UPDATE (10/13/22): NASA announced on Oct. 11 that the DART test successfully altered the orbit of the target asteroid, proving an asteroid's path can be changed by crashing a satellite into it. NASA confirmed that neither the asteroid impacted nor the larger asteroid it orbits pose a threat to Earth.
UPDATE (9/26/22): A NASA spacecraft known as DART crashed into an asteroid on Sept. 26 in a test to see if a potentially menacing space rock could be knocked off course. NASA did not hit the target asteroid with a large enough satellite to knock it out of orbit. The original story, which discusses why the target asteroid was chosen by NASA and how the test poses no risk to Earth, continues below as originally published.

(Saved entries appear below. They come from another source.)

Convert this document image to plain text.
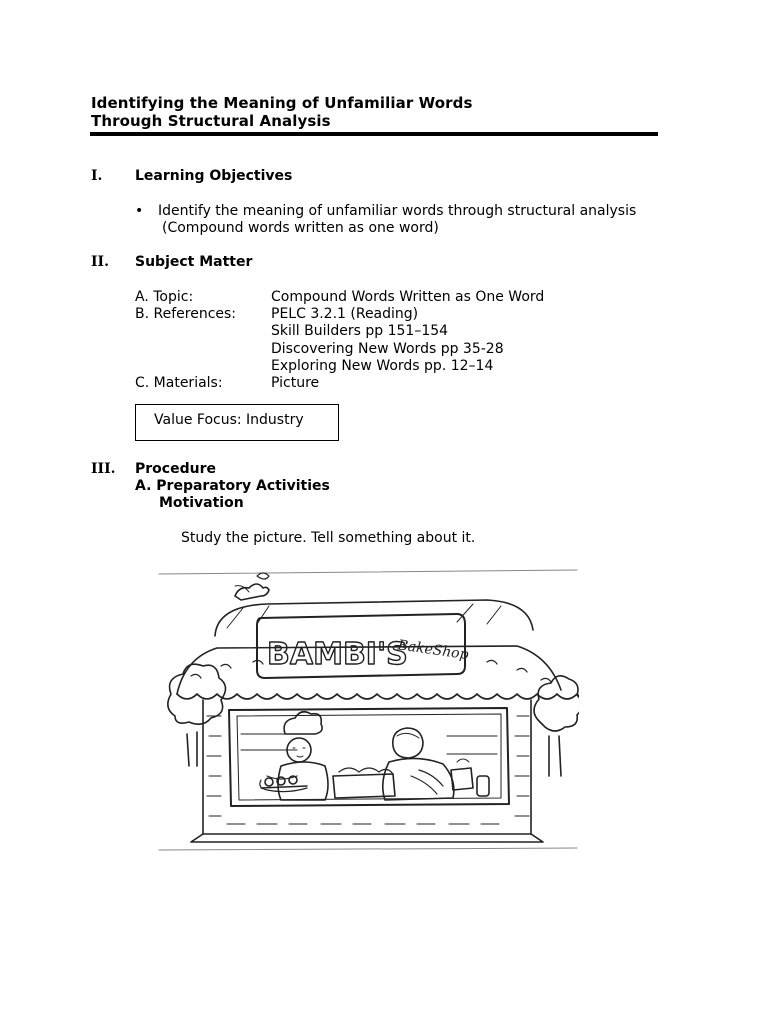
Identifying the Meaning of Unfamiliar Words
Through Structural Analysis
I. Learning Objectives
• Identify the meaning of unfamiliar words through structural analysis
(Compound words written as one word)
II. Subject Matter
A. Topic:	Compound Words Written as One Word
B. References: PELC 3.2.1 (Reading)
Skill Builders pp 151–154
Discovering New Words pp 35-28
Exploring New Words pp. 12–14
C. Materials:	Picture
Value Focus: Industry
III. Procedure
A. Preparatory Activities
Motivation
Study the picture. Tell something about it.
BAMBI'S
BakeShop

On Nov. 23, NASA launched the satellite for its Double Asteroid Redirection Test (DART), a mission in which NASA is testing its ability to defend Earth from hazardous asteroids by crashing a satellite into one to redirect its orbit.
The asteroid they’re using for this test is one that isn’t expected to come anywhere close to Earth. But some spectators have feared that this test could inadvertently redirect the asteroid’s path into Earth.
THE QUESTION
Does a NASA test to redirect an asteroid pose a risk to Earth?
THE SOURCES
- NASA
- Johns Hopkins University Applied Physics Laboratory (APL)
- Dr. Tom Statler, program scientist for the DART mission
THE ANSWER
No, this test doesn’t pose a risk to Earth. NASA’s test is on an asteroid that orbits another larger asteroid, and the satellite NASA is using to test this is incapable of knocking the target asteroid out of the larger asteroid’s orbit.
WHAT WE FOUND
DART is a satellite designed to be a planetary defense test of technologies that could prevent a hazardous asteroid from hitting the Earth, NASA says. NASA’s goal in the mission is to crash its satellite into the asteroid to create a measurable change in its motion. DART should hit the asteroid in late September or early October 2022.
“All we're trying to do is make a change in the asteroid’s motion that is large enough for us to measure with telescopes on Earth to get a baseline ground truth for our theoretical model,” said Dr. Tom Statler, program scientist for the DART mission. “And understand how in practice we might apply this, if we ever get in a situation where we have to apply it on a real asteroid that’s dangerous.”
On top of helping them figure out exactly how much an impact would change an asteroid’s motion, the mission should give scientists a better idea of where in an asteroid’s orbit may be the best place to hit it from, both in terms of impact and in terms of where it may be the most accessible from Earth, Statler said.
NASA says its target asteroid is not a threat to Earth, and everyone involved in the mission is confident that it won’t become a threat even after they hit it. Statler says there’s several reasons the test doesn’t pose a risk to Earth.
“Even at the tremendous speed that DART is going to impact the asteroid, it's only the mass of a cow,” Statler said. “Against the mass of an asteroid, there is just no way DART is big enough to change the orbit of the asteroid enough for it to become a danger to Earth. It just isn't going to happen.”
The asteroid DART is targeting is the smaller asteroid, called Dimorphos, in a system of two asteroids, according to Johns Hopkins University Applied Physics Laboratory (APL), which is working with NASA on the test. Dimorphos orbits around the larger asteroid, called Didymos, which is in turn orbiting around the Sun.
“So even if DART gave Dimorphos a larger than expected push, it is still in orbit around Didymos,” Statler said.
This also gives NASA something it can measure; the APL says the DART impact should shorten the time it takes Dimorphos to orbit Didymos by several minutes.
Scientists have a good understanding of how asteroid orbits work. “It takes a certain amount of observations of data to be able to figure out what that orbit is,” Statler explained. “But once we've got it, we've got it pretty much nailed. And we know where it is.”
NASA says no known asteroid the same size as or larger than Dimorphos has a significant chance to hit Earth in the next 100 years. However, only about 40% of such asteroids have been found, NASA says.
“You can't deflect the asteroid if you don't know that it’s there,” Statler said. “And so the most important thing we do in planetary defense still is looking for asteroids, finding asteroids, tracking them, determining their orbits and projecting what they're going to do in the future. And we're definitely not done with that job yet.”